Would be great if someone could translate this (@noah-vdv ?). Very small and easy!

strangernr7 commented 2 years ago

"In sommige hoofdstukken nemen we ook andere inhoud op de site op, die niet door onszelf is gemaakt, waaronder YouTube-video's, pdf-links of links naar andere artikelen, die niet voldoen aan de strikte criteria die vereist zijn voor WCAG 2.1 level AAA. Zie onderstaande opmerking over externe inhoud."

Hey, wow time has flown! Didn't realise how long ago I had last worked on this. Anyways, yeah of course! However, I don't have as much spare time as before but I'll try my best to get it done, hopefully, by November.

Also, i hate to disappoint, but this is taking more time as I need to spend more time on my study than expected. I, unfortunately can't give you an eta yet.

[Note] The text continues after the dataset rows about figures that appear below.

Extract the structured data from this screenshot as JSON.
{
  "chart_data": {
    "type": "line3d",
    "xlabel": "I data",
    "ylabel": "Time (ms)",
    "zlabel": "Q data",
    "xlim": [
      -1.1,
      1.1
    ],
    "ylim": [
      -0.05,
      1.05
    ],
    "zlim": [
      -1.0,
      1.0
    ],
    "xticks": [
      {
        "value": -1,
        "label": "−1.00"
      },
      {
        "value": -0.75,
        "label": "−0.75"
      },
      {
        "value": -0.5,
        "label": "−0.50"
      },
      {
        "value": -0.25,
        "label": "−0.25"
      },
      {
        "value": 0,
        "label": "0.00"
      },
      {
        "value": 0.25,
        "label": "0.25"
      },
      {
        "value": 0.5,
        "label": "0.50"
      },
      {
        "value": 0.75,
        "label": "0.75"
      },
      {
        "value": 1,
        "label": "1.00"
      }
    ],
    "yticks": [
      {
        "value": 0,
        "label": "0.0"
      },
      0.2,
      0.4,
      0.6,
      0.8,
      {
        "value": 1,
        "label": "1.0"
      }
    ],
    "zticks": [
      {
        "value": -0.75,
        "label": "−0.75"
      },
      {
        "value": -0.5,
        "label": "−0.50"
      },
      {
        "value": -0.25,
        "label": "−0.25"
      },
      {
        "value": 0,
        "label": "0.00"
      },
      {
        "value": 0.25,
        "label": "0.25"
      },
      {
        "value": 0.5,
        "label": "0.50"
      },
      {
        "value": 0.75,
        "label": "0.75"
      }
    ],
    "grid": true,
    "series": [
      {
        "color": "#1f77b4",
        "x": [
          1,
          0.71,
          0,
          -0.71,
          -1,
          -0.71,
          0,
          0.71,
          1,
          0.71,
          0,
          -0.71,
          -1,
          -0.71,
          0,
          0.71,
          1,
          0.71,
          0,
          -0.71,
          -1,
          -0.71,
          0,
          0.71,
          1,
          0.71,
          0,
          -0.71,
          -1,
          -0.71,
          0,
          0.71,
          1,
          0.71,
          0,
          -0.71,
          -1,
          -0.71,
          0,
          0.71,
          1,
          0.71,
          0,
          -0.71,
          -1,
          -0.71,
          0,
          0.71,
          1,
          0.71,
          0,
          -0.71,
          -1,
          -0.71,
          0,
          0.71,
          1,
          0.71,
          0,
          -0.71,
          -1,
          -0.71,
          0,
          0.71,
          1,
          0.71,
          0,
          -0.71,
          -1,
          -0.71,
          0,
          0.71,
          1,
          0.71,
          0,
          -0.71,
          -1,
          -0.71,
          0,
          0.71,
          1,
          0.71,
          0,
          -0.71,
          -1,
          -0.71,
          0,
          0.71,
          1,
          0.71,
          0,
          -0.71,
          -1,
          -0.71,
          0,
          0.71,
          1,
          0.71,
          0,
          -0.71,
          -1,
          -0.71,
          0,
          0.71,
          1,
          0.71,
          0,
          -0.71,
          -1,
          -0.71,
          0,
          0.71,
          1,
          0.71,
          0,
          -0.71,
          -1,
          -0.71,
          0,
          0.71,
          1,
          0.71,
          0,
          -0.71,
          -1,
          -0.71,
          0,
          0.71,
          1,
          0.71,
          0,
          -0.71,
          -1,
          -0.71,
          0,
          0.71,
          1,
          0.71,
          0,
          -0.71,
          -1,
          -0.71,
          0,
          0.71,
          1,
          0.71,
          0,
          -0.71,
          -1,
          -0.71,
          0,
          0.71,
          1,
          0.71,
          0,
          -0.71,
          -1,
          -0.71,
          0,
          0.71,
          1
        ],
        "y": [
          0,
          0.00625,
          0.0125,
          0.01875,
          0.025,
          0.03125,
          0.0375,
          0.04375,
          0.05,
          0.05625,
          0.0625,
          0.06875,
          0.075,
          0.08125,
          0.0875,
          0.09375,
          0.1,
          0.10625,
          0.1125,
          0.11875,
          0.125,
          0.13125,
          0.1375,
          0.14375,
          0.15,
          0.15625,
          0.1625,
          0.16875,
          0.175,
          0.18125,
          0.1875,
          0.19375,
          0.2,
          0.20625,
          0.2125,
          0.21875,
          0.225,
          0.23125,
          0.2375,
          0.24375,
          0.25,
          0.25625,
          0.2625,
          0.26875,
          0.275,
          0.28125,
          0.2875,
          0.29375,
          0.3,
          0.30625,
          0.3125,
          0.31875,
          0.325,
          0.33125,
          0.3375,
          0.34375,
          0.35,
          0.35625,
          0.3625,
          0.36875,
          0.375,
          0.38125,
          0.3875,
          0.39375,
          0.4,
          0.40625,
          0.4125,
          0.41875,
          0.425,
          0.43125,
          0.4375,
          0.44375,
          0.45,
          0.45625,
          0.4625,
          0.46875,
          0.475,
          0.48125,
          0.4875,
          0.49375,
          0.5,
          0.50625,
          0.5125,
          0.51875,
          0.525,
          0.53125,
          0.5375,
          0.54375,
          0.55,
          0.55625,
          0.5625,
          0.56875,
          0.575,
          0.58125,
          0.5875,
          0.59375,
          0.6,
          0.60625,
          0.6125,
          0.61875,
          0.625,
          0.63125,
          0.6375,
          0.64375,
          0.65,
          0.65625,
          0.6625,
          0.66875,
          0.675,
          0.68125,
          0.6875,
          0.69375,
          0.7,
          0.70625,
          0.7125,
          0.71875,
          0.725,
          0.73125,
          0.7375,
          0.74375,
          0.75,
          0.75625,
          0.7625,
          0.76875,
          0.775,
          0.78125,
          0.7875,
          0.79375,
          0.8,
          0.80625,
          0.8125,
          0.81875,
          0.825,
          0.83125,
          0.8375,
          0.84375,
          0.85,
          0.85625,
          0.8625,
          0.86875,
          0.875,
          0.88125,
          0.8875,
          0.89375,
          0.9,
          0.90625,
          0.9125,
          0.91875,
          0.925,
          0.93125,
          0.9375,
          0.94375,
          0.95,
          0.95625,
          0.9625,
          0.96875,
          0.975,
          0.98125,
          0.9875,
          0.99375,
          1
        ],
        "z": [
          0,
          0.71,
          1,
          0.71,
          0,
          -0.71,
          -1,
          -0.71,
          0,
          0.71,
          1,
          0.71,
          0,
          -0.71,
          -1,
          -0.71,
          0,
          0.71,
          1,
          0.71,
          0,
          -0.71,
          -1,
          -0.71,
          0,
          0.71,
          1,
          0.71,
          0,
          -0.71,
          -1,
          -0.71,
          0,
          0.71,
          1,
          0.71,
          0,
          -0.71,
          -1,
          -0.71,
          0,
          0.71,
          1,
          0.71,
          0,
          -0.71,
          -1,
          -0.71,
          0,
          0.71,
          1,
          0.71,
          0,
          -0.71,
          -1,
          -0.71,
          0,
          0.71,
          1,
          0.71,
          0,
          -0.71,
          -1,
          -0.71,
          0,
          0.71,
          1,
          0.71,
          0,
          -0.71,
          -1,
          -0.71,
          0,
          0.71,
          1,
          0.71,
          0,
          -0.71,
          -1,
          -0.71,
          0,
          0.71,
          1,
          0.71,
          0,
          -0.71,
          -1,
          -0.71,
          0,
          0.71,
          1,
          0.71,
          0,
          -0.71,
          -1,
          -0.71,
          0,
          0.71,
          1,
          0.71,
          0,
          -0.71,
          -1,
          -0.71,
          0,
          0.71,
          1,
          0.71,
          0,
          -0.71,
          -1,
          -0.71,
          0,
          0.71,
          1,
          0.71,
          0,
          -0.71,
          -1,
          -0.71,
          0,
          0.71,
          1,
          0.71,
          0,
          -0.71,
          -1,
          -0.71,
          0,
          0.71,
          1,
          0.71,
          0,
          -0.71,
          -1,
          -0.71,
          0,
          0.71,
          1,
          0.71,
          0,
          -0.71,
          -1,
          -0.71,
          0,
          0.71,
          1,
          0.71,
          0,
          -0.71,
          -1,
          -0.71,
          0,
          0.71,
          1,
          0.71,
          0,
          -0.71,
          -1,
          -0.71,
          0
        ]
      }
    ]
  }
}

tunetheweb commented 2 years ago

No probs. Thanks for that translation.

tunetheweb commented 2 years ago

Doh! Looks like I gave you the wrong bit of text to translate above :-( That was the next paragraph that was already translated. This was the paragraph I actually wanted translated:

We recognize that some of the color choices for our visualizations do not meet WCAG color contrast requirements. We make a conscious effort to use the more contrasting colors and labels to reduce the impact of this. We hope the detailed descriptions, as well as access to the underlying data itself can help with this issue. We aim to improve the accessibility of our visualization color schemes in future years.

VictorLeP commented 2 years ago

We erkennen dat sommige keuzes voor kleuren in onze visualisaties niet voldoen aan de kleurcontrastvereisten van de WCAG. We doen een bewuste inspanning om de meer contrasterende kleuren en opschriften te gebruiken om de impact hiervan te verminderen. We hopen dat de gedetailleerde beschrijvingen alsook toegang tot de onderliggende gegevens zelf kunnen helpen met dit probleem. We streven ernaar de toegankelijkheid van de kleurschema's in onze visualisaties de komende jaren te verbeteren.

tunetheweb commented 2 years ago

Bedankt @VictorLeP ! Zeer gewaardeerd.

VictorLeP commented 2 years ago

Will also take a stab at translating this year's Privacy chapter (since @noah-vdv is busy).